The Greek government is also attempting to implement a National Broadband Network and announced plans in 2009 to provide fibre-to-the-home access to over two million homes in Athens, Thessaloniki and 50 other cities and towns over the next seven years. Due to Greece’s dire economic situation, network construction has been postponed until mid-2011, and much of the plan’s success is dependent on private sector support as the state has only committed €700 million to the total cost of €2.1 billion.
The need for more broadband access appears prominent in the sector, considering Greece has one of the lowest broadband penetration rates in the EU, and research firm Point Topic notes there is a big gap for alternative networks to DSL connection. A report on the country’s broadband market claims Greece is presently “the only EU country where broadband services via technologies other than DSL are almost non-existent.”
Mobile broadband, as in most markets, appears to present the biggest growth opportunity in Greece. Despite a loss of 300,000 subscribers in Q1 2010, Greece maintains one of the highest mobile broadband penetration rates in Europe with over 150%. “Despite such a high mobile penetration rate, we have room for growth for the penetration of DSL access in Greece. Cosmote is already developing LTE, while we are already rolling out VDSL,” says Konstantinidis. “We have download speeds that can reach 24Mbps presently, but in 18 months this should increase to up to 50Mbps by tapping in to DSL capacity.”
The economic crisis in Greece had a significant effect on the country’s telecoms market and on its incumbent. By Q4 2009, OTE Group suffered net losses of €30.5 million, when it was expected to make a profit of over €7.1 million and recent market reports suggest the company made a further net loss of €91.7 million in Q4 2010. OTEGLOBE, however, maintains its position as a strong regional wholesale arm of the company, given its external links that shape its business model. Andreou takes an approach that could prove further fruitful, by distancing OTEGLOBE from Greece’s problems.
“Our revenue is coming from abroad,” he says. “The economic crisis and all its side effects did not really affect us. We will continue to grow with our networks and we will grow organically.”
History: OTEGLOBE has been operational since October 2000 and serves as the international wholesale arm of OTE Group.
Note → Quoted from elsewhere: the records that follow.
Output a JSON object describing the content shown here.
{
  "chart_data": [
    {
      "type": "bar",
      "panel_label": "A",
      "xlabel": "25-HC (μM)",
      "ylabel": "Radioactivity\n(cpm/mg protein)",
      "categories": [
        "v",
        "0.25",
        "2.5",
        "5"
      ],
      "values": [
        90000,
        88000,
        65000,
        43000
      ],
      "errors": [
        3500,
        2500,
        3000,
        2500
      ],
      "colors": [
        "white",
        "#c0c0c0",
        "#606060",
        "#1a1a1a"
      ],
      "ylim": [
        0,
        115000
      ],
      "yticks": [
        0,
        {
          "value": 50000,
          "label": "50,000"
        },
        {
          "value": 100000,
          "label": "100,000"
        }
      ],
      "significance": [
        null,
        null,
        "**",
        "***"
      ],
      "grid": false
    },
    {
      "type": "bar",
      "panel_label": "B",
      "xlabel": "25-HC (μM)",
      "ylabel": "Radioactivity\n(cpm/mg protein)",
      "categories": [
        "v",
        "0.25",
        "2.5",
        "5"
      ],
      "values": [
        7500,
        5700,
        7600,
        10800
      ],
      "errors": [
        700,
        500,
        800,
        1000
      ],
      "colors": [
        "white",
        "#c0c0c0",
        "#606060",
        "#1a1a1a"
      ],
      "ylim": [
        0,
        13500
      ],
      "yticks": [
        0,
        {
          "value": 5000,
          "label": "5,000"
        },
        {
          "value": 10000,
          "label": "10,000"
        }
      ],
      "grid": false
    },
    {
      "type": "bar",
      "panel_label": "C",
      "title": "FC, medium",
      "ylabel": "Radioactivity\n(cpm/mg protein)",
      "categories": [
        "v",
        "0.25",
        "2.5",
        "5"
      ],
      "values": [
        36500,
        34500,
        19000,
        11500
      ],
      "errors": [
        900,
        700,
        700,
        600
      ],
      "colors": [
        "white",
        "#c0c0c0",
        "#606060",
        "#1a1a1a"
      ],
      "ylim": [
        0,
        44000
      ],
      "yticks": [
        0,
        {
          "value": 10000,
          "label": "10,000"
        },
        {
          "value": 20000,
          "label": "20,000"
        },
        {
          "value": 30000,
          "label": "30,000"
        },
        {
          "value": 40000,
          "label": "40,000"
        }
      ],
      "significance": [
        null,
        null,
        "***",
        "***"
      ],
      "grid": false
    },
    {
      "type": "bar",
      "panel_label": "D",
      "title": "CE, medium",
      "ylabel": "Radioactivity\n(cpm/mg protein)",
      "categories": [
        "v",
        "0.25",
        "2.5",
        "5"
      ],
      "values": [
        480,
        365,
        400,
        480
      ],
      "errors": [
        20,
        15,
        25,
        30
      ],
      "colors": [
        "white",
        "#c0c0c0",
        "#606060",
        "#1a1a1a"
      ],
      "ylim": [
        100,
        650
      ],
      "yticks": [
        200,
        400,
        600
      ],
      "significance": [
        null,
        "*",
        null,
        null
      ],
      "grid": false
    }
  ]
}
Ownership: OTEGLOBE is a wholly-owned subsidiary of OTE Group, the largest telecommunications company in Greece. OTE Group is 30% owned by German incumbent Deutsche Telekom following a deal with the Greek government in July 2009, with the state retaining a 20% stake in the company.
CEO: Dino Andreou is the CEO of OTEGLOBE and Michael Tsamaz is the CEO of OTE Group.
Networks: OTEGLOBE operates two dualpath high capacity optical networks: the GWEN and the TBN, stretching from Greece to western Europe as well as an IP/MPLS network (MSP) with 14 nodes in western Europe, south eastern Europe and New York. In addition, OTEGLOBE has rights in several regional and transatlantic submarine cable systems, trans-border fibre-optic networks to all neighbouring countries and more than 150 direct bilateral routes.
Transport solutions: DWDM/SDH capacity services, Ethernet transport, IP transit, IPLC services and clear channel services.
Voice solutions: Carrier-grade VoIP, premium/standard hubbing, premium outbound and inbound voice termination.
Mobile solutions: GRX, MMS hubbing, international signalling and roaming.
Teleport solutions: Video broadcast solutions, internet transit via satellite and voice/data trunks.